Un élargissement s’est produit via le pôle écologiste, avec Génération.s en particulier. Il a permis de polariser les autres forces de l’écologie politique autour du processus des primaires écologistes. La direction d’EELV espère que cette stratégie lui permettra d’asseoir la légitimité du candidat ainsi désigné par la primaire écologiste comme candidat naturel de la gauche à la présidentielle. Ce pari est loin d’être gagné. Si le nombre d’inscrits à la primaire est élevé (120 000, soit quatre fois plus qu’il y a cinq ans), il constitue tout au plus un signe de la place d’EELV et de ses alliés aujourd’hui. Mais il est loin des deux millions de voix des primaires socialistes de 2012, et même des primaires de la « Belle alliance populaire » de 2017. Ce faisant, la dynamique qui peut en résulter risque d’être assez faible.

Confusion stratégique

Plusieurs orientations stratégiques cohabitent au sein de l’écologie politique. Yannick Jadot incarne l’orientation selon laquelle EELV peut prospérer en récupérant les déçus de gauche du macronisme. Il exclut par ailleurs la possibilité d’une alliance avec Mélenchon, qu’il considère comme un repoussoir pour cet électorat plutôt centriste. C’est le grand point faible de cette ligne stratégique : elle fracture la gauche en la « théorie » des « deux gauches irréconciliables ». Une telle orientation n’a par ailleurs pas été validée au premier tour de la primaire écologiste.
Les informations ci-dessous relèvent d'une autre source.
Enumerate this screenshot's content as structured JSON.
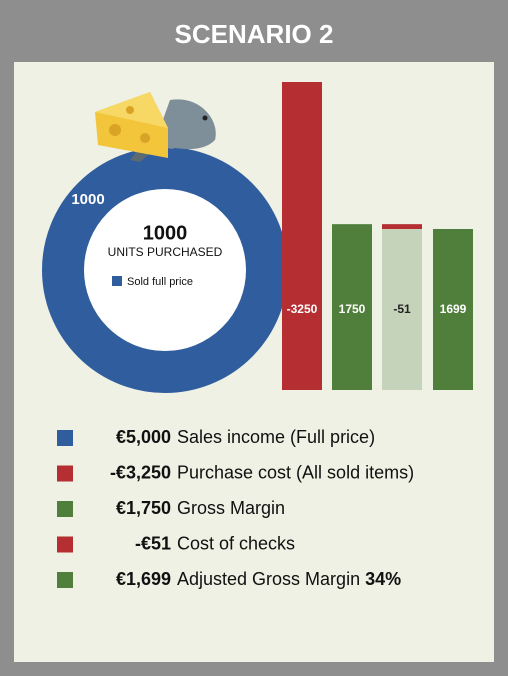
{
  "chart_data": {
    "type": "infographic",
    "title": "SCENARIO 2",
    "donut": {
      "value": 1000,
      "center_value": "1000",
      "center_label": "UNITS PURCHASED",
      "legend": "Sold full price",
      "color": "#2f5d9e"
    },
    "bars": {
      "values": [
        -3250,
        1750,
        -51,
        1699
      ],
      "colors": [
        "#b52f32",
        "#4f7f3a",
        "#b52f32",
        "#4f7f3a"
      ],
      "base_color": "#c4d3b9"
    },
    "rows": [
      {
        "amount": "€5,000",
        "label": "Sales income (Full price)",
        "color": "#2f5d9e"
      },
      {
        "amount": "-€3,250",
        "label": "Purchase cost (All sold items)",
        "color": "#b52f32"
      },
      {
        "amount": "€1,750",
        "label": "Gross Margin",
        "color": "#4f7f3a"
      },
      {
        "amount": "-€51",
        "label": "Cost of checks",
        "color": "#b52f32"
      },
      {
        "amount": "€1,699",
        "label": "Adjusted Gross Margin",
        "percent": "34%",
        "color": "#4f7f3a"
      }
    ]
  }
}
Le fait que Yannick Jadot n’a réuni qu’un peu plus du quart des voix démontre que son orientation n’a pas conduit au plébiscite annoncé par les observateurs. Sandrine Rousseau et Eric Piolle ont su capitaliser sur leurs candidatures un électorat plus exigeant, ouvert à l’union de toutes les gauches. Un électorat en recherche d’une politique de rupture et de justice sociale. Sandrine Rousseau a réussi à mettre dans le débat des questions majeures sur les discriminations, le féminisme etc. Elle a usé d’un ton sur la fiscalité des hyper-riches qui a retenu l’attention. Éric Piolle comme Sandrine Rousseau se sont déclarés favorables à un accord de toute la gauche. C’est une orientation stratégique qui les distingue de Yannick Jadot. Le faible écart entre les deux finalistes ne clarifie pas l’orientation stratégique des écologistes. C’est pourtant une question décisive pour gagner en 2022. Si Jadot cherche à prendre le leadership d’un axe EELV-PS, rien n’indique qu’il réussisse. L’étiage des intentions de vote tel qu’il ressort des sondages laisse à penser que rien n’est joué.
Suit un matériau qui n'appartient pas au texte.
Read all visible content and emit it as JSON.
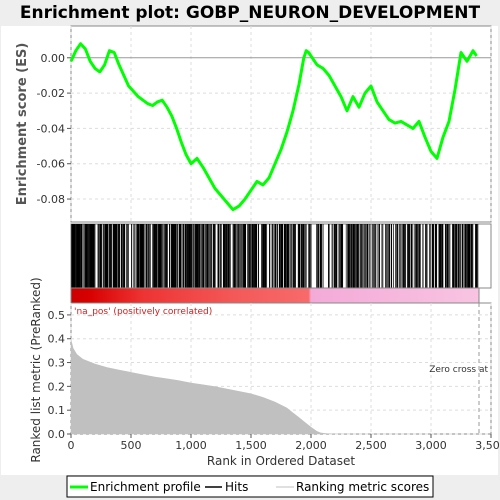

L’unité est la seule option

On peut donc encore concevoir la perspective d’un accord fin 2021-début 2022 entre toutes les composantes de la gauche et de l’écologie. Il faudrait trois conditions pour y parvenir. D’abord que les écologistes et leur candidat s’émancipent de la démarche « identitaire » du pôle écologiste en adoptant une orientation de rassemblement. Ensuite qu’ils ne se heurtent pas au mur des identitaires de tous les autres courants de la gauche. Enfin qu’un mouvement unitaire se lève dans le pays pour pousser les états-majors à se rencontrer et à s’unir.

La recherche d’un accord global pour les législatives pourrait être un moyen de contourner une série de difficultés en combinant des propositions communes pour la législature avec des garanties de conservation de la « biodiversité » existant dans les gauches sociales et écologistes.
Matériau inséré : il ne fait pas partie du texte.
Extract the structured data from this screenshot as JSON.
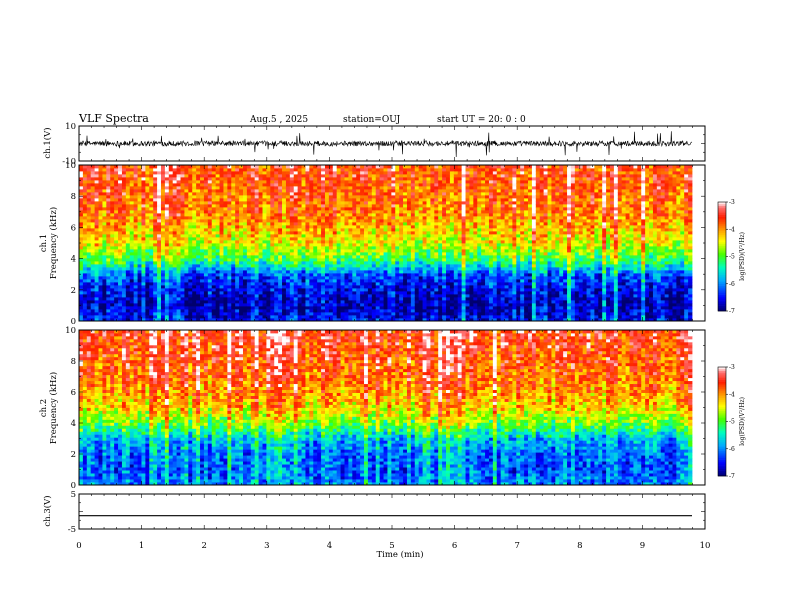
{
  "header": {
    "title": "VLF Spectra",
    "date": "Aug.5 , 2025",
    "station": "station=OUJ",
    "start": "start UT = 20: 0 : 0"
  },
  "chart_data": [
    {
      "type": "line",
      "name": "ch1-waveform",
      "ylabel": "ch.1(V)",
      "ylim": [
        -10,
        10
      ],
      "yticks": [
        {
          "value": 10,
          "label": "10"
        },
        {
          "value": -10,
          "label": "-10"
        }
      ],
      "xlim": [
        0,
        10
      ],
      "description_values": {
        "baseline": 0,
        "typical_amplitude": 1.5,
        "burst_amplitude": 8
      }
    },
    {
      "type": "heatmap",
      "name": "ch1-spectrogram",
      "ylabel": "ch.1",
      "ylabel2": "Frequency (kHz)",
      "ylim": [
        0,
        10
      ],
      "xlim": [
        0,
        10
      ],
      "yticks": [
        0,
        2,
        4,
        6,
        8,
        10
      ],
      "colorbar": {
        "label": "log(PSD)(V²/Hz)",
        "range": [
          -7,
          -3
        ],
        "ticks": [
          -3,
          -4,
          -5,
          -6,
          -7
        ],
        "colors": [
          "#000080",
          "#0000ff",
          "#00b0ff",
          "#00ffa0",
          "#40ff00",
          "#ffff00",
          "#ff8000",
          "#ff0000",
          "#ff6060",
          "#ffffff"
        ]
      },
      "profile": {
        "freq_khz": [
          0,
          1,
          2,
          3,
          3.5,
          4,
          4.5,
          5,
          6,
          7,
          10
        ],
        "log_psd": [
          -6.5,
          -6.8,
          -6.6,
          -6.2,
          -5.6,
          -5.1,
          -4.8,
          -4.5,
          -4.2,
          -3.9,
          -3.6
        ]
      }
    },
    {
      "type": "heatmap",
      "name": "ch2-spectrogram",
      "ylabel": "ch.2",
      "ylabel2": "Frequency (kHz)",
      "ylim": [
        0,
        10
      ],
      "xlim": [
        0,
        10
      ],
      "yticks": [
        0,
        2,
        4,
        6,
        8,
        10
      ],
      "colorbar": {
        "label": "log(PSD)(V²/Hz)",
        "range": [
          -7,
          -3
        ],
        "ticks": [
          -3,
          -4,
          -5,
          -6,
          -7
        ],
        "colors": [
          "#000080",
          "#0000ff",
          "#00b0ff",
          "#00ffa0",
          "#40ff00",
          "#ffff00",
          "#ff8000",
          "#ff0000",
          "#ff6060",
          "#ffffff"
        ]
      },
      "profile": {
        "freq_khz": [
          0,
          1,
          2,
          3,
          3.5,
          4,
          4.5,
          5,
          6,
          7,
          10
        ],
        "log_psd": [
          -6.0,
          -6.2,
          -6.1,
          -5.8,
          -5.3,
          -4.9,
          -4.6,
          -4.3,
          -4.0,
          -3.8,
          -3.5
        ]
      }
    },
    {
      "type": "line",
      "name": "ch3-waveform",
      "ylabel": "ch.3(V)",
      "ylim": [
        -5,
        5
      ],
      "yticks": [
        {
          "value": 5,
          "label": "5"
        },
        {
          "value": -5,
          "label": "-5"
        }
      ],
      "xlim": [
        0,
        10
      ],
      "level": -1.2
    }
  ],
  "x_axis": {
    "label": "Time (min)",
    "ticks": [
      "0",
      "1",
      "2",
      "3",
      "4",
      "5",
      "6",
      "7",
      "8",
      "9",
      "10"
    ]
  }
}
La direction d’EELV pourrait faire ce choix. D’abord pour rassembler les siens. Ensuite pour espérer qu’une coalition leur permette d’avoir un groupe à l’Assemblée et de constituer, avec les autres forces parties prenantes de cette coalition et sur la base d’un un programme concret, une équipe gouvernementale.

C’est en tout cas le seul moyen pour mobiliser écologistes, insoumis, communistes et socialistes, avec toutes les forces associatives, syndicales, citoyennes et espérer gagner en 2022 sur un projet de rupture social, écologiste et démocratique.

Cet article de notre camarade Jean-Claude Branchereau a été publié dans le numéro 288 (octobre 2021) de Démocratie&Socialisme, la revue de la Gauche démocratique et sociale (GDS).